Impact of Brexit on the economy

  1. The Government has published a response to the House of Lords EU Energy and Environment Sub-Committee report into the future of fisheries in the light of the vote to leave the EU. It has also responded to the Lords’ committee report Brexit: financial services, meanwhile the NI Affairs Committee has called on the Treasury to investigate if post-Brexit tax powers can boost tourism.
  2. The CBI has published a report calling for higher R&D spending from business and Government, particularly with the giving of Article 50 notice imminent.

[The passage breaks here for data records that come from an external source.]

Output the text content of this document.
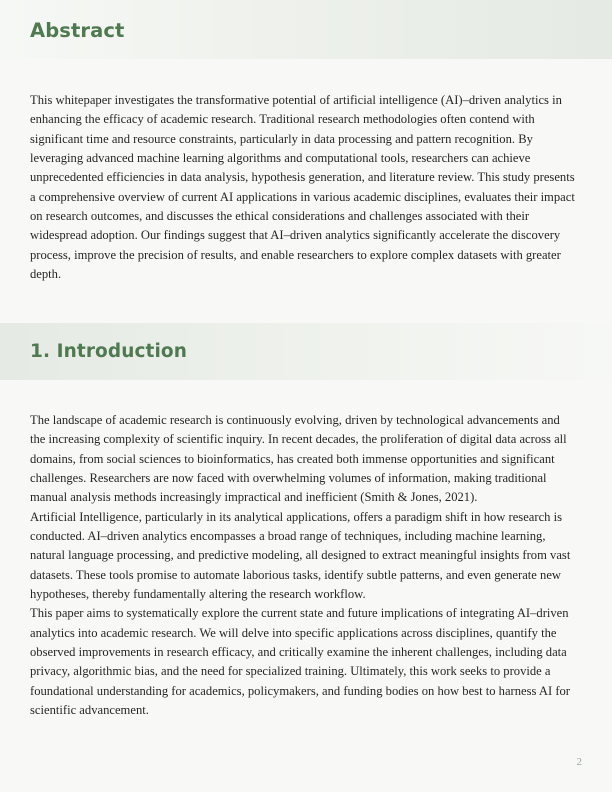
Abstract

This whitepaper investigates the transformative potential of artificial intelligence (AI)–driven analytics in enhancing the efficacy of academic research. Traditional research methodologies often contend with significant time and resource constraints, particularly in data processing and pattern recognition. By leveraging advanced machine learning algorithms and computational tools, researchers can achieve unprecedented efficiencies in data analysis, hypothesis generation, and literature review. This study presents a comprehensive overview of current AI applications in various academic disciplines, evaluates their impact on research outcomes, and discusses the ethical considerations and challenges associated with their widespread adoption. Our findings suggest that AI–driven analytics significantly accelerate the discovery process, improve the precision of results, and enable researchers to explore complex datasets with greater depth.

1. Introduction

The landscape of academic research is continuously evolving, driven by technological advancements and the increasing complexity of scientific inquiry. In recent decades, the proliferation of digital data across all domains, from social sciences to bioinformatics, has created both immense opportunities and significant challenges. Researchers are now faced with overwhelming volumes of information, making traditional manual analysis methods increasingly impractical and inefficient (Smith & Jones, 2021).

Artificial Intelligence, particularly in its analytical applications, offers a paradigm shift in how research is conducted. AI–driven analytics encompasses a broad range of techniques, including machine learning, natural language processing, and predictive modeling, all designed to extract meaningful insights from vast datasets. These tools promise to automate laborious tasks, identify subtle patterns, and even generate new hypotheses, thereby fundamentally altering the research workflow.

This paper aims to systematically explore the current state and future implications of integrating AI–driven analytics into academic research. We will delve into specific applications across disciplines, quantify the observed improvements in research efficacy, and critically examine the inherent challenges, including data privacy, algorithmic bias, and the need for specialized training. Ultimately, this work seeks to provide a foundational understanding for academics, policymakers, and funding bodies on how best to harness AI for scientific advancement.

2
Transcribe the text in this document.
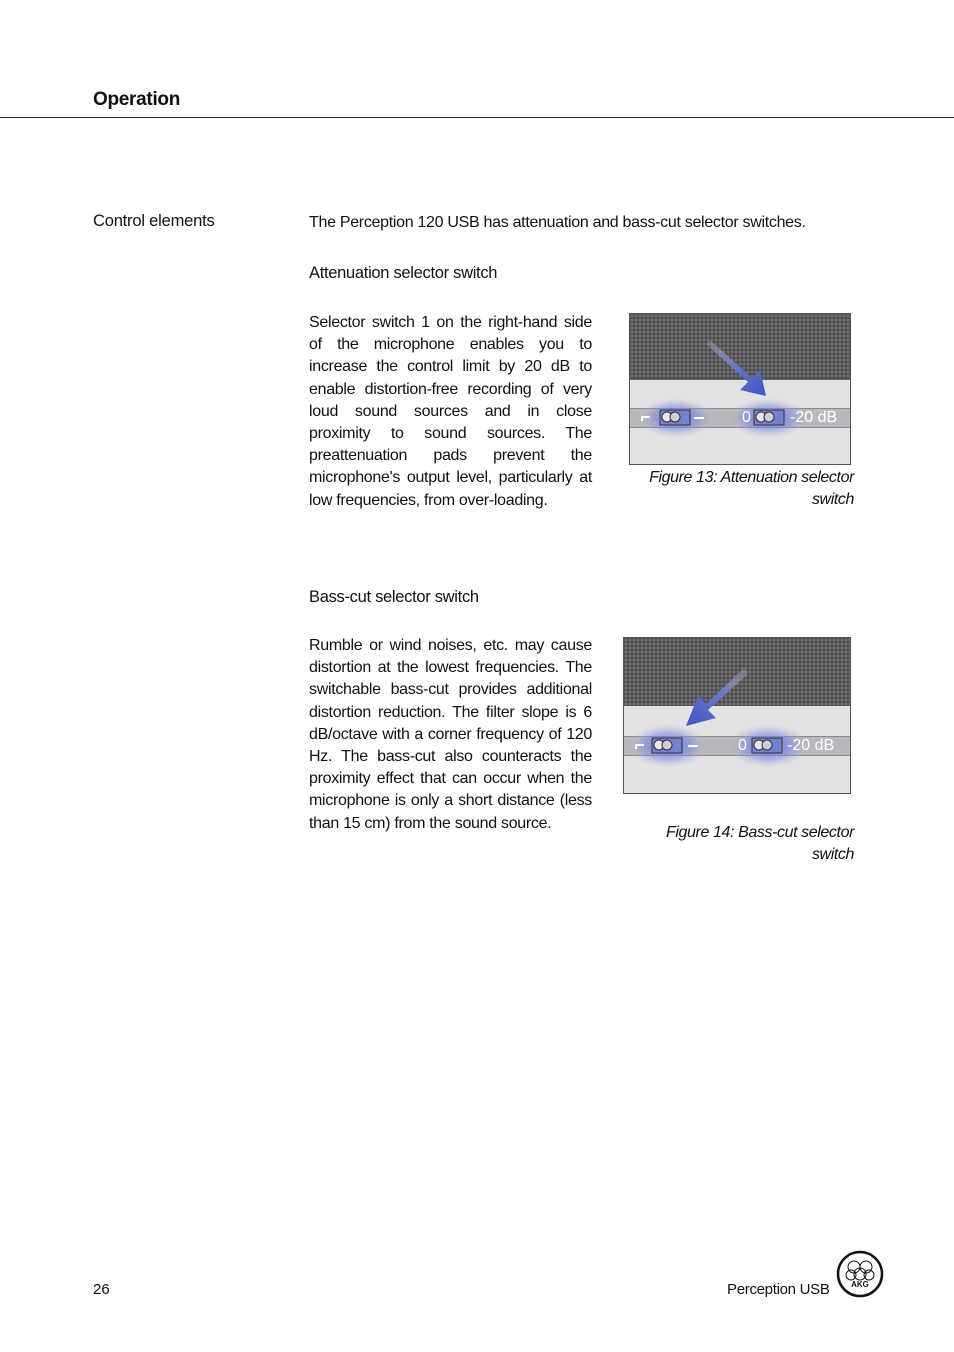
Operation
Control elements	The Perception 120 USB has attenuation and bass-cut selector switches.
Attenuation selector switch
Selector switch 1 on the right-hand side of the microphone enables you to increase the control limit by 20 dB to enable distortion-free recording of very loud sound sources and in close proximity to sound sources. The preattenuation pads prevent the microphone's output level, particularly at low frequencies, from over-loading.
0 -20 dB
Figure 13: Attenuation selector
switch
Bass-cut selector switch
Rumble or wind noises, etc. may cause distortion at the lowest frequencies. The switchable bass-cut provides additional distortion reduction. The filter slope is 6 dB/octave with a corner frequency of 120 Hz. The bass-cut also counteracts the proximity effect that can occur when the microphone is only a short distance (less than 15 cm) from the sound source.
0	-20 dB
Figure 14: Bass-cut selector
switch
26	Perception USB	AKG
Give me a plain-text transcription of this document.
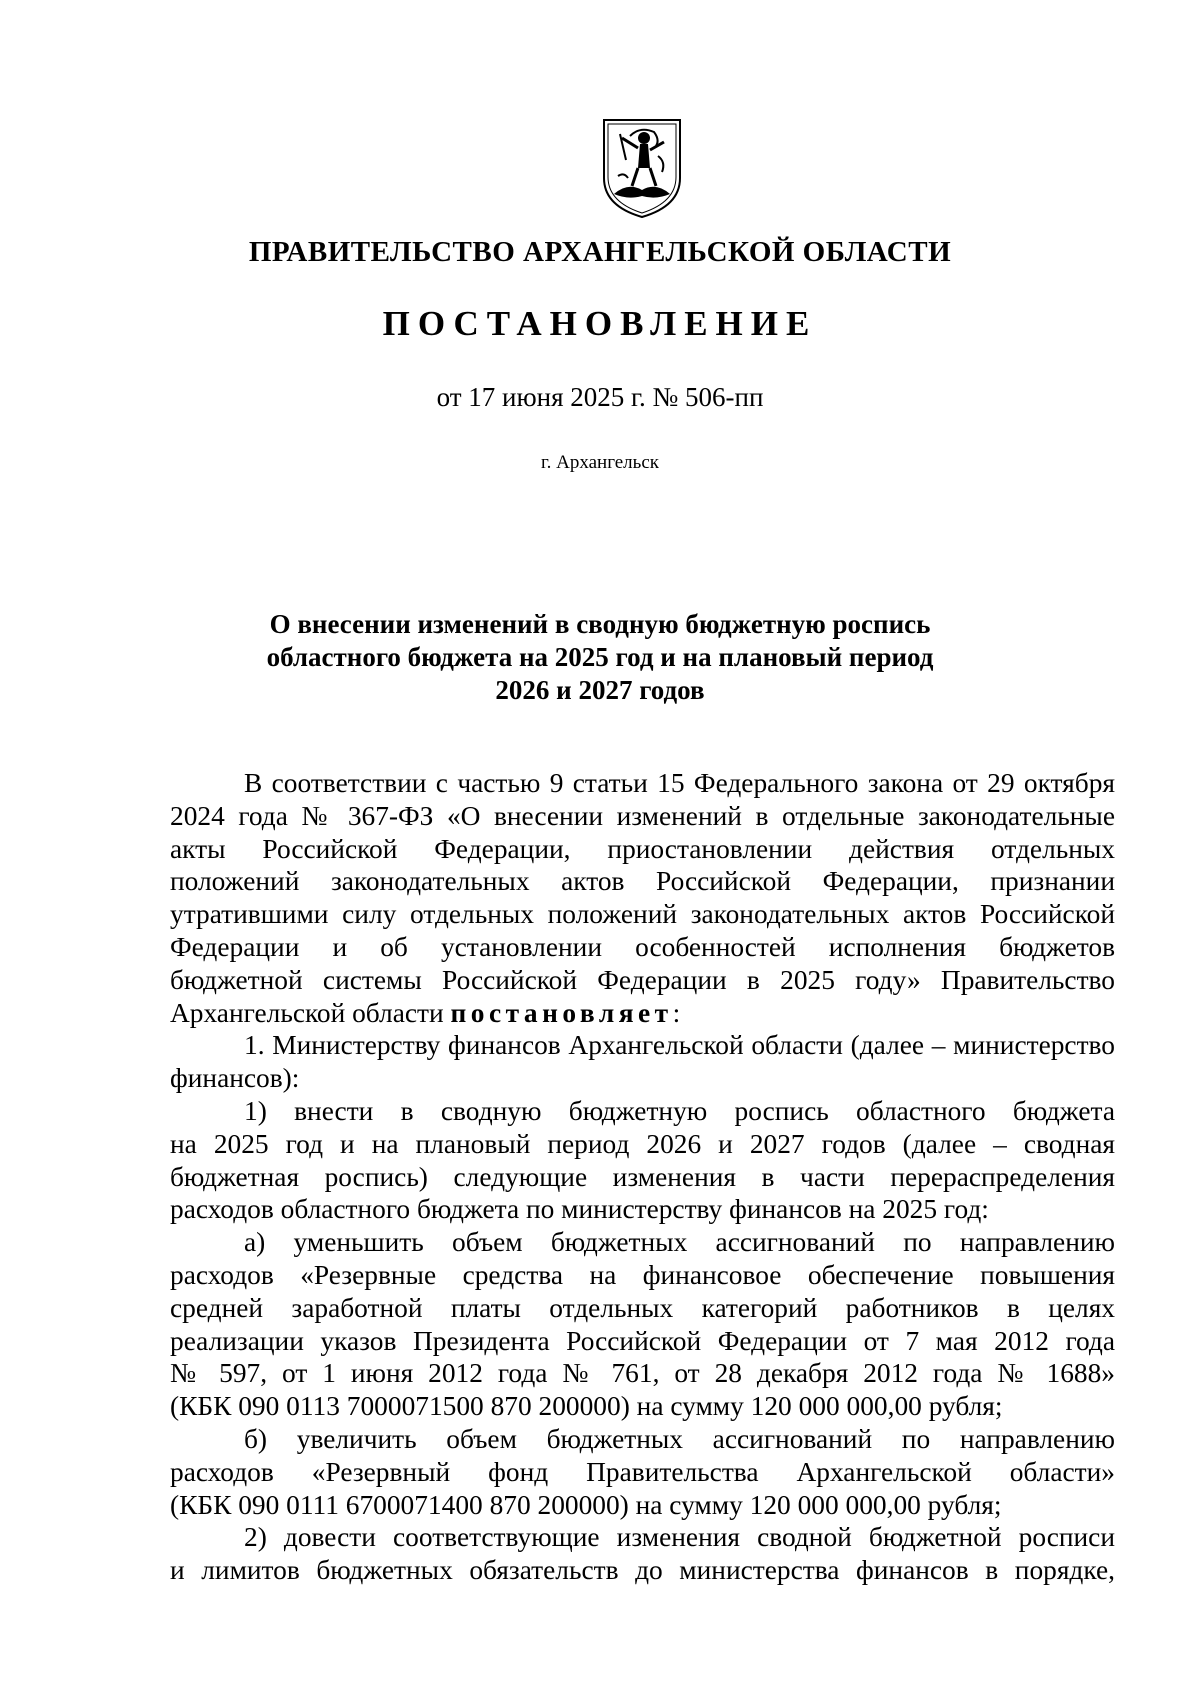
ПРАВИТЕЛЬСТВО АРХАНГЕЛЬСКОЙ ОБЛАСТИ
ПОСТАНОВЛЕНИЕ
от 17 июня 2025 г. № 506-пп
г. Архангельск
О внесении изменений в сводную бюджетную роспись
областного бюджета на 2025 год и на плановый период
2026 и 2027 годов
В соответствии с частью 9 статьи 15 Федерального закона от 29 октября
2024 года № 367-ФЗ «О внесении изменений в отдельные законодательные
акты Российской Федерации, приостановлении действия отдельных
положений законодательных актов Российской Федерации, признании
утратившими силу отдельных положений законодательных актов Российской
Федерации и об установлении особенностей исполнения бюджетов
бюджетной системы Российской Федерации в 2025 году» Правительство
Архангельской области постановляет:
1. Министерству финансов Архангельской области (далее – министерство
финансов):
1) внести в сводную бюджетную роспись областного бюджета
на 2025 год и на плановый период 2026 и 2027 годов (далее – сводная
бюджетная роспись) следующие изменения в части перераспределения
расходов областного бюджета по министерству финансов на 2025 год:
а) уменьшить объем бюджетных ассигнований по направлению
расходов «Резервные средства на финансовое обеспечение повышения
средней заработной платы отдельных категорий работников в целях
реализации указов Президента Российской Федерации от 7 мая 2012 года
№ 597, от 1 июня 2012 года № 761, от 28 декабря 2012 года № 1688»
(КБК 090 0113 7000071500 870 200000) на сумму 120 000 000,00 рубля;
б) увеличить объем бюджетных ассигнований по направлению
расходов «Резервный фонд Правительства Архангельской области»
(КБК 090 0111 6700071400 870 200000) на сумму 120 000 000,00 рубля;
2) довести соответствующие изменения сводной бюджетной росписи
и лимитов бюджетных обязательств до министерства финансов в порядке,
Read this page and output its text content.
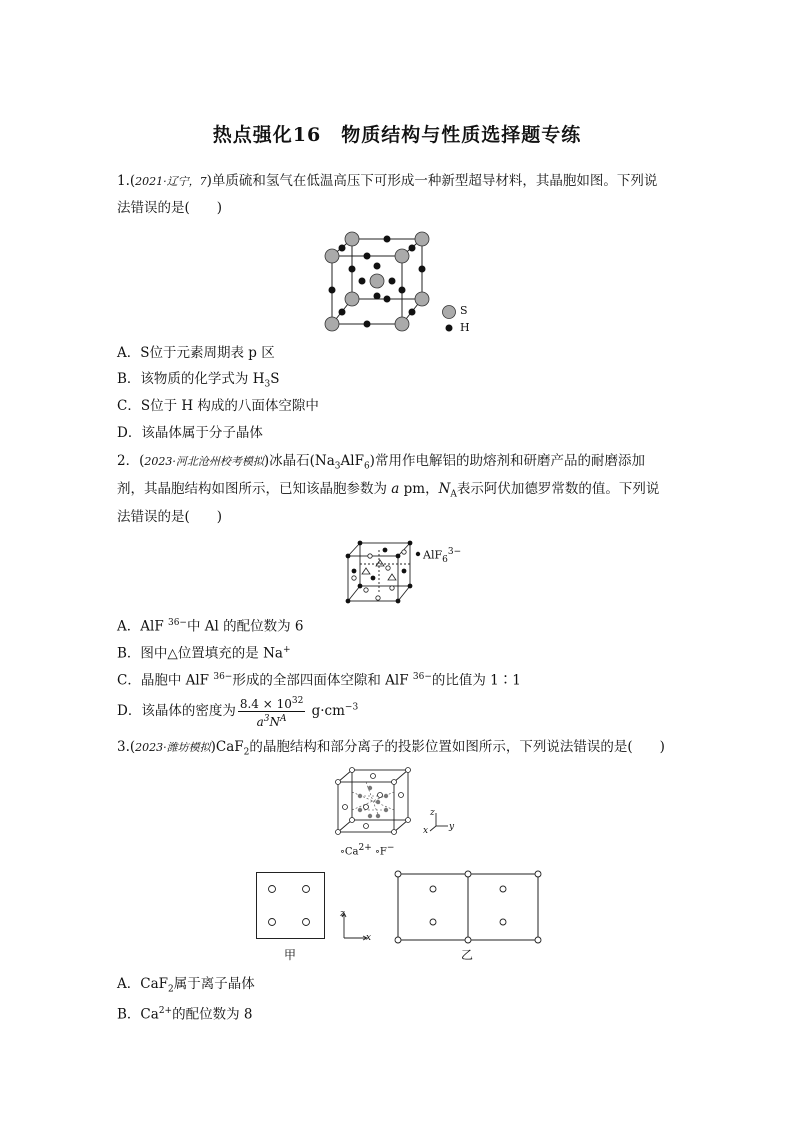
热点强化16　物质结构与性质选择题专练
1.(2021·辽宁，7)单质硫和氢气在低温高压下可形成一种新型超导材料，其晶胞如图。下列说
法错误的是(　　)
S
H
A．S位于元素周期表 p 区
B．该物质的化学式为 $H_3S$
C．S位于 H 构成的八面体空隙中
D．该晶体属于分子晶体
2．(2023·河北沧州校考模拟)冰晶石$(Na_3AlF_6)$常用作电解铝的助熔剂和研磨产品的耐磨添加
剂，其晶胞结构如图所示，已知该晶胞参数为 a pm，$N_A$表示阿伏加德罗常数的值。下列说
法错误的是(　　)
AlF$_6^{3-}$
A．AlF $^{36-}$中 Al 的配位数为 6
B．图中△位置填充的是 Na+
C．晶胞中 AlF $^{36-}$形成的全部四面体空隙和 AlF $^{36-}$的比值为 1∶1
D．该晶体的密度为 $\frac{8.4 \times 10^{32}}{a^3N^A} g\cdot cm^{-3}$
3.(2023·潍坊模拟)CaF$_2$的晶胞结构和部分离子的投影位置如图所示，下列说法错误的是(　　)
z
y
x
$\circ Ca^{2+}$ ∘F−
z
x
甲	乙
A．CaF$_2$属于离子晶体
B．$Ca^{2+}$的配位数为 8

The Guardian reports that this will help to Brexit-proof the UK economy.
  3. Politico has reported that British trade officials are discreetly exploring a 10 year interim arrangement with the EU in case a trade deal is not reached during exit negotiations.
  4. The Guardian has reported that Brexiters in the cabinet and other Conservative frontbenchers have privately told colleagues they are relaxed about the prospect of Britain crashing out of the EU on to World Trade Organisation rules.
  5. The bank’s European boss has confirmed that Goldman Sachs to start moving hundreds of staff out of London before a Brexit deal is struck.
  6. In a speech at the AFME Board Meeting, Sabine Lautenschlager, Member of the ECB Executive Board, stated that, post Brexit, UK banks seeking banking licences in Member States will have to apply for one from the ECB.
  7. A report by the OECD has stated that business pressure to weaken bribery laws and the Government’s inability to focus on non-Brexit issues are concerns suggesting Brexit could damage the UK’s efforts to tackle corruption.
  8. Fishing groups from nine EU countries have demanded continued access to UK waters post-Brexit, warning that UK fish supplies could otherwise lose tariff-free access to the continent.
  9. The latest Bank of England survey of around 700 British businesses has found firms saying they intend to invest more despite rising consumer prices and higher business costs.

Brexit as it affects Practice Areas:


A presentation by the Institute for Employment Studies offers an analysis of the potential impact of Brexit on the UK labour market and employment law.


A post on The Conversation considers what a ‘no deal’ Brexit would mean for the healthcare of British pensioners living in Spain.

The European Law Blog has considered the issues arising from Brexit surrounding sickness insurance and mobile citizens.


Michael Barnier, the EU Brexit negotiator, has agreed to meet campaigners on citizens’ rights, stating he is committed to addressing the issue ‘as a top priority’.



The EU Energy and Environment Sub-Committee has launched an inquiry into the implications of Brexit for farm animal welfare.

Scottish farmers have told MSPs that there should be a UK-wide framework to replace the Common Agricultural Policy so the British market is not fragmented.